In 2022, Emily Gray received $5,000 to travel to Ireland to explore the intersection of Irish pagan deities and the Catholic church, a project that required extensive travel throughout the entire country. Of Irish heritage, she also wanted to visit extended family there.

“I experienced a self-reckoning that I would not have had without the opportunity to go on a journey in my ancestral homeland, an intense personal journey that allowed me to reconnect with parts of myself that had become unmoored,” she said.

The fund’s goal is to broaden student perspectives and enhance personal growth. Permitted uses include domestic and foreign travel as well as participation in internship and public service programs. Grants cannot be used for standard semester-abroad programs or for post-graduate travel.

Applicants can attend out-of-state colleges but must be legal residents of Rhode Island. Grants are not intended for purchase of equipment or other capital expenses. Applications must include a thorough description of the proposed activities, demonstrate clear purpose and show financial need.

Criteria for evaluating applications include clarity and thoughtfulness, creativity, motivation, evidence of self-direction and initiative and financial need. At the conclusion of their project, recipients must submit a final report describing the value of their experience in furthering their long-term goals.

The Michael P. Metcalf Memorial Fund was established in 1989 to honor the memory of the late publisher of the Providence Journal.

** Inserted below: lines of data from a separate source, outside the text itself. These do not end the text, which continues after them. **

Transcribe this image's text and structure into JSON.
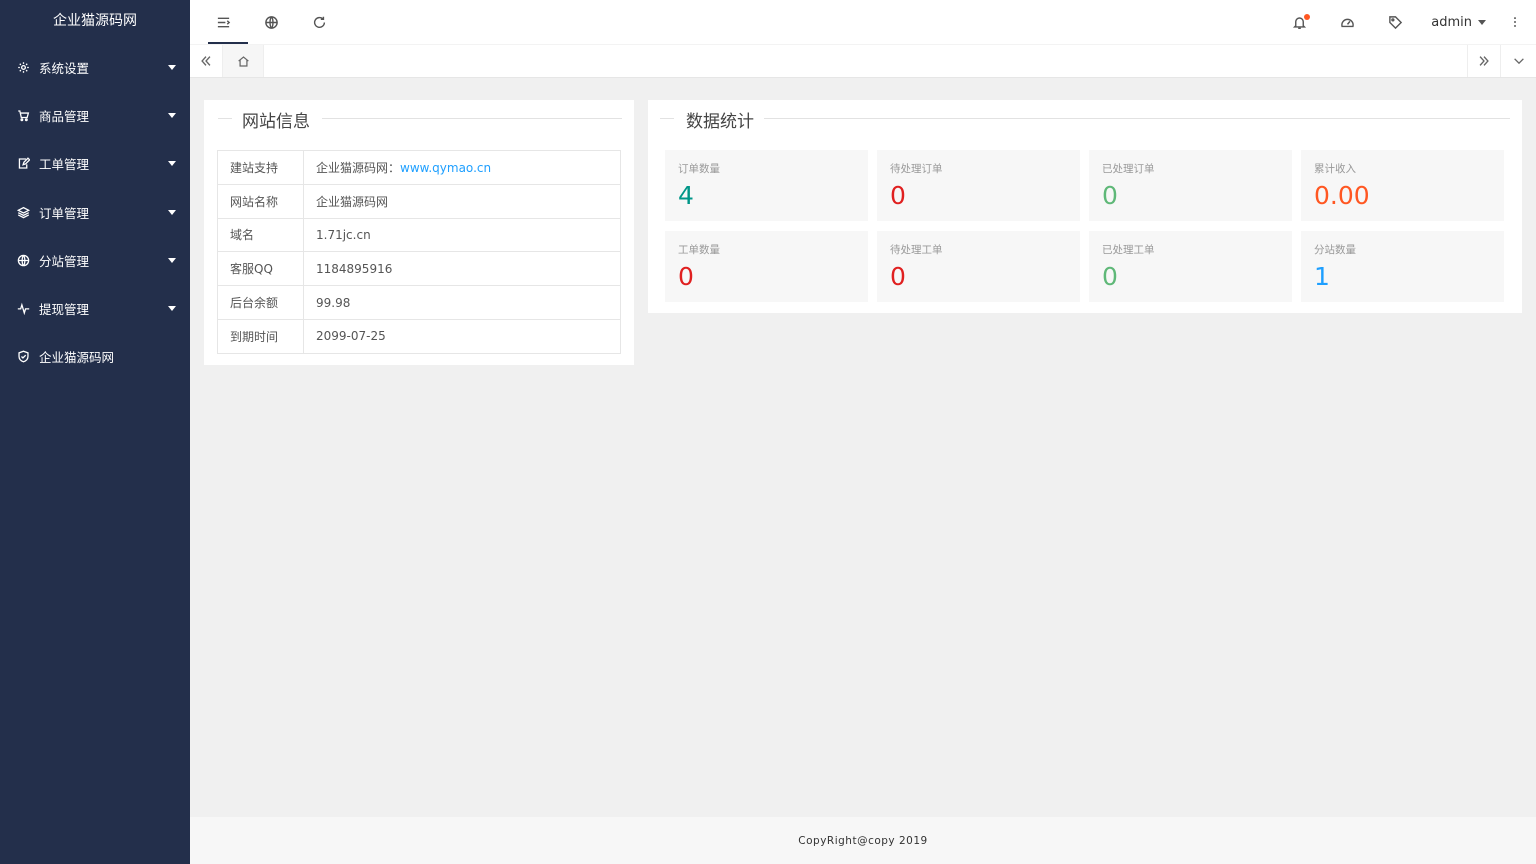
{
  "sidebar": {
    "logo": "企业猫源码网",
    "items": [
      {
        "label": "系统设置",
        "icon": "gear-icon",
        "has_caret": true
      },
      {
        "label": "商品管理",
        "icon": "cart-icon",
        "has_caret": true
      },
      {
        "label": "工单管理",
        "icon": "edit-icon",
        "has_caret": true
      },
      {
        "label": "订单管理",
        "icon": "layers-icon",
        "has_caret": true
      },
      {
        "label": "分站管理",
        "icon": "globe-icon",
        "has_caret": true
      },
      {
        "label": "提现管理",
        "icon": "pulse-icon",
        "has_caret": true
      },
      {
        "label": "企业猫源码网",
        "icon": "shield-icon",
        "has_caret": false
      }
    ]
  },
  "header": {
    "user": "admin",
    "icons": [
      "menu-toggle-icon",
      "globe-icon",
      "refresh-icon",
      "bell-icon",
      "dashboard-icon",
      "tag-icon",
      "more-vertical-icon"
    ]
  },
  "site_info": {
    "title": "网站信息",
    "rows": [
      {
        "key": "建站支持",
        "value": "企业猫源码网：",
        "link": "www.qymao.cn"
      },
      {
        "key": "网站名称",
        "value": "企业猫源码网"
      },
      {
        "key": "域名",
        "value": "1.71jc.cn"
      },
      {
        "key": "客服QQ",
        "value": "1184895916"
      },
      {
        "key": "后台余额",
        "value": "99.98"
      },
      {
        "key": "到期时间",
        "value": "2099-07-25"
      }
    ]
  },
  "stats": {
    "title": "数据统计",
    "items": [
      {
        "label": "订单数量",
        "value": "4",
        "color": "#009688"
      },
      {
        "label": "待处理订单",
        "value": "0",
        "color": "#e02020"
      },
      {
        "label": "已处理订单",
        "value": "0",
        "color": "#5fb878"
      },
      {
        "label": "累计收入",
        "value": "0.00",
        "color": "#ff5722"
      },
      {
        "label": "工单数量",
        "value": "0",
        "color": "#e02020"
      },
      {
        "label": "待处理工单",
        "value": "0",
        "color": "#e02020"
      },
      {
        "label": "已处理工单",
        "value": "0",
        "color": "#5fb878"
      },
      {
        "label": "分站数量",
        "value": "1",
        "color": "#1e9fff"
      }
    ]
  },
  "footer": {
    "text": "CopyRight@copy 2019"
  }
}
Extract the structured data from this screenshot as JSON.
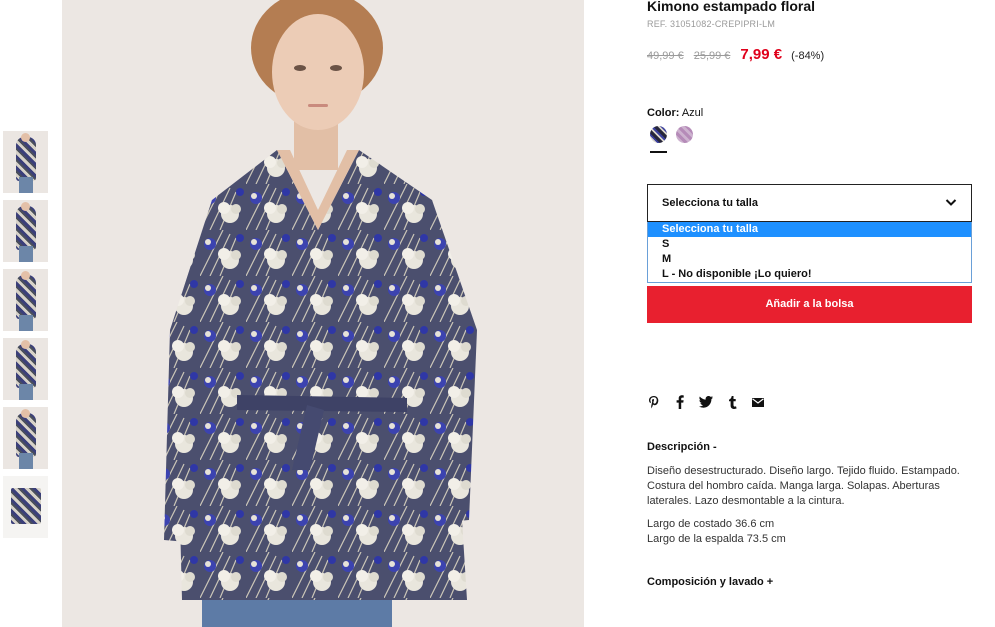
{
  "product": {
    "title": "Kimono estampado floral",
    "ref": "REF. 31051082-CREPIPRI-LM",
    "prices": {
      "original": "49,99 €",
      "previous": "25,99 €",
      "current": "7,99 €",
      "discount": "(-84%)"
    }
  },
  "color": {
    "label": "Color:",
    "value": "Azul",
    "swatches": [
      "blue-floral-swatch",
      "pink-floral-swatch"
    ],
    "colors": {
      "sale": "#e0001b",
      "button": "#e8202f",
      "selected_option": "#1e90ff"
    }
  },
  "size": {
    "selected": "Selecciona tu talla",
    "options": [
      "Selecciona tu talla",
      "S",
      "M",
      "L - No disponible ¡Lo quiero!"
    ]
  },
  "actions": {
    "add_to_bag": "Añadir a la bolsa"
  },
  "share_icons": [
    "pinterest-icon",
    "facebook-icon",
    "twitter-icon",
    "tumblr-icon",
    "email-icon"
  ],
  "description": {
    "title": "Descripción  -",
    "body": "Diseño desestructurado. Diseño largo. Tejido fluido. Estampado. Costura del hombro caída. Manga larga. Solapas. Aberturas laterales. Lazo desmontable a la cintura.",
    "measure_side": "Largo de costado 36.6 cm",
    "measure_back": "Largo de la espalda 73.5 cm"
  },
  "composition": {
    "title": "Composición y lavado  +"
  }
}
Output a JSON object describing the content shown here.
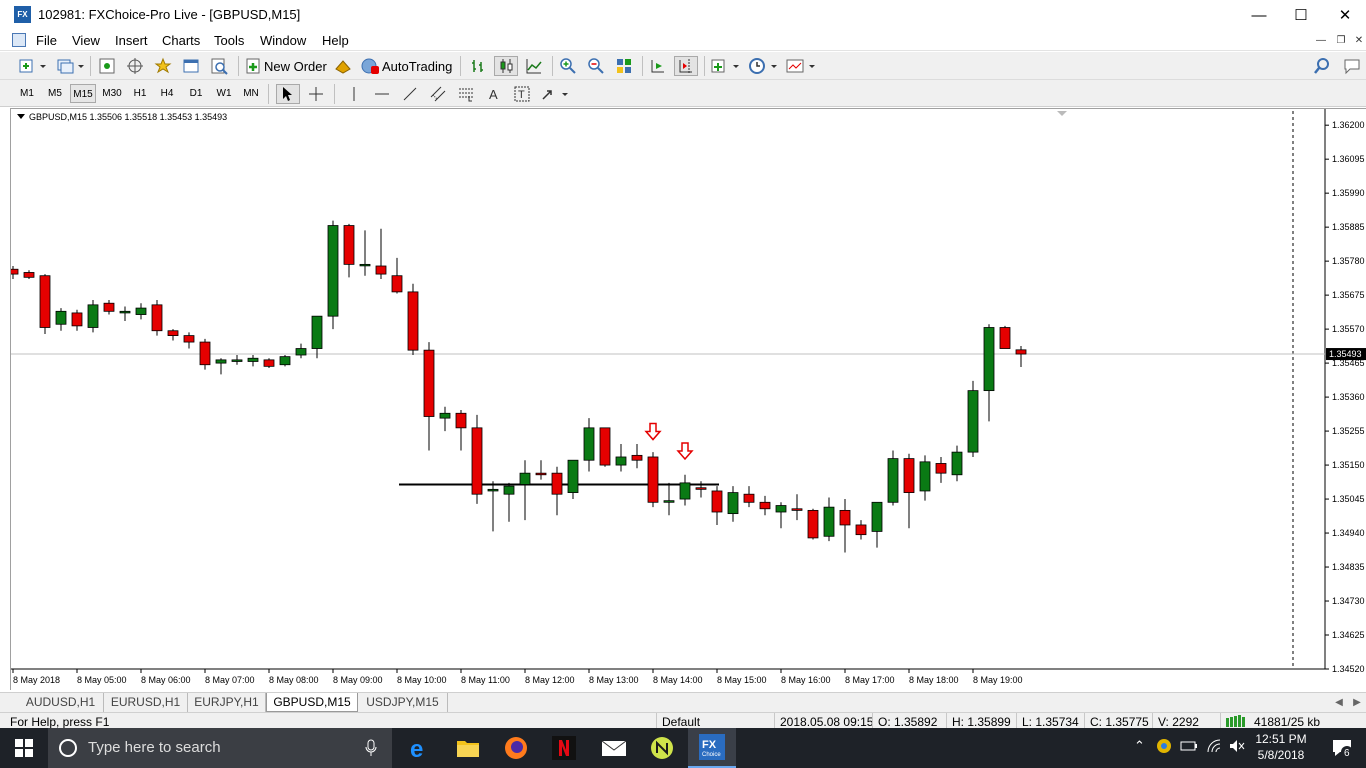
{
  "window": {
    "title": "102981: FXChoice-Pro Live - [GBPUSD,M15]",
    "app_icon_text": "FX"
  },
  "menu": [
    "File",
    "View",
    "Insert",
    "Charts",
    "Tools",
    "Window",
    "Help"
  ],
  "toolbar": {
    "new_order": "New Order",
    "autotrading": "AutoTrading"
  },
  "timeframes": [
    "M1",
    "M5",
    "M15",
    "M30",
    "H1",
    "H4",
    "D1",
    "W1",
    "MN"
  ],
  "active_timeframe": "M15",
  "chart_header": "GBPUSD,M15  1.35506 1.35518 1.35453 1.35493",
  "current_price_label": "1.35493",
  "chart_data": {
    "type": "candlestick",
    "symbol": "GBPUSD",
    "timeframe": "M15",
    "ylim": [
      1.3452,
      1.3625
    ],
    "y_ticks": [
      "1.36200",
      "1.36095",
      "1.35990",
      "1.35885",
      "1.35780",
      "1.35675",
      "1.35570",
      "1.35465",
      "1.35360",
      "1.35255",
      "1.35150",
      "1.35045",
      "1.34940",
      "1.34835",
      "1.34730",
      "1.34625",
      "1.34520"
    ],
    "x_ticks": [
      "8 May 2018",
      "8 May 05:00",
      "8 May 06:00",
      "8 May 07:00",
      "8 May 08:00",
      "8 May 09:00",
      "8 May 10:00",
      "8 May 11:00",
      "8 May 12:00",
      "8 May 13:00",
      "8 May 14:00",
      "8 May 15:00",
      "8 May 16:00",
      "8 May 17:00",
      "8 May 18:00",
      "8 May 19:00"
    ],
    "candles": [
      [
        1.35755,
        1.35765,
        1.35725,
        1.3574
      ],
      [
        1.35745,
        1.35752,
        1.35725,
        1.3573
      ],
      [
        1.35735,
        1.3574,
        1.35555,
        1.35575
      ],
      [
        1.35585,
        1.35635,
        1.35565,
        1.35625
      ],
      [
        1.3562,
        1.3563,
        1.35565,
        1.3558
      ],
      [
        1.35575,
        1.3566,
        1.3556,
        1.35645
      ],
      [
        1.3565,
        1.3566,
        1.35615,
        1.35625
      ],
      [
        1.3562,
        1.3564,
        1.35595,
        1.35625
      ],
      [
        1.35615,
        1.3565,
        1.356,
        1.35635
      ],
      [
        1.35645,
        1.3566,
        1.3555,
        1.35565
      ],
      [
        1.35565,
        1.3557,
        1.35535,
        1.3555
      ],
      [
        1.3555,
        1.3556,
        1.3551,
        1.3553
      ],
      [
        1.3553,
        1.3554,
        1.35445,
        1.3546
      ],
      [
        1.35465,
        1.3548,
        1.3543,
        1.35475
      ],
      [
        1.3547,
        1.3549,
        1.3546,
        1.35475
      ],
      [
        1.3547,
        1.3549,
        1.35455,
        1.3548
      ],
      [
        1.35475,
        1.3548,
        1.3545,
        1.35455
      ],
      [
        1.3546,
        1.3549,
        1.35455,
        1.35485
      ],
      [
        1.3549,
        1.35525,
        1.3548,
        1.3551
      ],
      [
        1.3551,
        1.35575,
        1.3548,
        1.3561
      ],
      [
        1.3561,
        1.35905,
        1.3557,
        1.3589
      ],
      [
        1.3589,
        1.35895,
        1.3573,
        1.3577
      ],
      [
        1.3577,
        1.35875,
        1.35735,
        1.3577
      ],
      [
        1.35765,
        1.3588,
        1.35725,
        1.3574
      ],
      [
        1.35735,
        1.3579,
        1.3568,
        1.35685
      ],
      [
        1.35685,
        1.3571,
        1.3549,
        1.35505
      ],
      [
        1.35505,
        1.3553,
        1.35195,
        1.353
      ],
      [
        1.35295,
        1.3533,
        1.35255,
        1.3531
      ],
      [
        1.3531,
        1.3532,
        1.35195,
        1.35265
      ],
      [
        1.35265,
        1.35305,
        1.3503,
        1.3506
      ],
      [
        1.3507,
        1.351,
        1.34945,
        1.35075
      ],
      [
        1.3506,
        1.35095,
        1.34975,
        1.35085
      ],
      [
        1.3509,
        1.35165,
        1.3498,
        1.35125
      ],
      [
        1.35125,
        1.35165,
        1.35105,
        1.3512
      ],
      [
        1.35125,
        1.35145,
        1.34995,
        1.3506
      ],
      [
        1.35065,
        1.35145,
        1.35045,
        1.35165
      ],
      [
        1.35165,
        1.35295,
        1.3513,
        1.35265
      ],
      [
        1.35265,
        1.35265,
        1.35145,
        1.3515
      ],
      [
        1.3515,
        1.35215,
        1.3513,
        1.35175
      ],
      [
        1.3518,
        1.35215,
        1.3514,
        1.35165
      ],
      [
        1.35175,
        1.3519,
        1.3502,
        1.35035
      ],
      [
        1.35035,
        1.35095,
        1.34995,
        1.3504
      ],
      [
        1.35045,
        1.3512,
        1.35025,
        1.35095
      ],
      [
        1.3508,
        1.351,
        1.3505,
        1.35075
      ],
      [
        1.3507,
        1.35085,
        1.34965,
        1.35005
      ],
      [
        1.35,
        1.35085,
        1.34975,
        1.35065
      ],
      [
        1.3506,
        1.35085,
        1.3502,
        1.35035
      ],
      [
        1.35035,
        1.35055,
        1.34995,
        1.35015
      ],
      [
        1.35005,
        1.35035,
        1.34955,
        1.35025
      ],
      [
        1.35015,
        1.3506,
        1.3498,
        1.3501
      ],
      [
        1.3501,
        1.35015,
        1.3492,
        1.34925
      ],
      [
        1.3493,
        1.3505,
        1.34915,
        1.3502
      ],
      [
        1.3501,
        1.35045,
        1.3488,
        1.34965
      ],
      [
        1.34965,
        1.3498,
        1.3492,
        1.34935
      ],
      [
        1.34945,
        1.3503,
        1.34895,
        1.35035
      ],
      [
        1.35035,
        1.35195,
        1.35025,
        1.3517
      ],
      [
        1.3517,
        1.35185,
        1.34955,
        1.35065
      ],
      [
        1.3507,
        1.3518,
        1.3504,
        1.3516
      ],
      [
        1.35155,
        1.35175,
        1.35095,
        1.35125
      ],
      [
        1.3512,
        1.3521,
        1.351,
        1.3519
      ],
      [
        1.3519,
        1.3541,
        1.35175,
        1.3538
      ],
      [
        1.3538,
        1.35585,
        1.35285,
        1.35575
      ],
      [
        1.35575,
        1.3558,
        1.3551,
        1.3551
      ],
      [
        1.35506,
        1.35518,
        1.35453,
        1.35493
      ]
    ],
    "horizontal_line": 1.3509,
    "arrows": [
      1.35235,
      1.35175
    ]
  },
  "colors": {
    "bull": "#0a7a14",
    "bear": "#e50000"
  },
  "chart_tabs": [
    "AUDUSD,H1",
    "EURUSD,H1",
    "EURJPY,H1",
    "GBPUSD,M15",
    "USDJPY,M15"
  ],
  "active_chart_tab": "GBPUSD,M15",
  "status": {
    "help": "For Help, press F1",
    "profile": "Default",
    "datetime": "2018.05.08 09:15",
    "open": "O: 1.35892",
    "high": "H: 1.35899",
    "low": "L: 1.35734",
    "close": "C: 1.35775",
    "volume": "V: 2292",
    "traffic": "41881/25 kb"
  },
  "taskbar": {
    "search_placeholder": "Type here to search",
    "time": "12:51 PM",
    "date": "5/8/2018",
    "notification_count": "6"
  }
}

When she helped establish the Fund, Metcalf’s widow Charlotte explained, “I wanted to provide an opportunity for students to imagine an experience that might be transformative and to be bold enough to leave their normal course of study to live it.”

The Christine T. Grinavic Adventurer’s Fund supplements the Metcalf awards. The fund honors the memory of Grinavic, a University of Rhode Island graduate and 2001 Metcalf Fellowship winner who was lost at sea in 2007.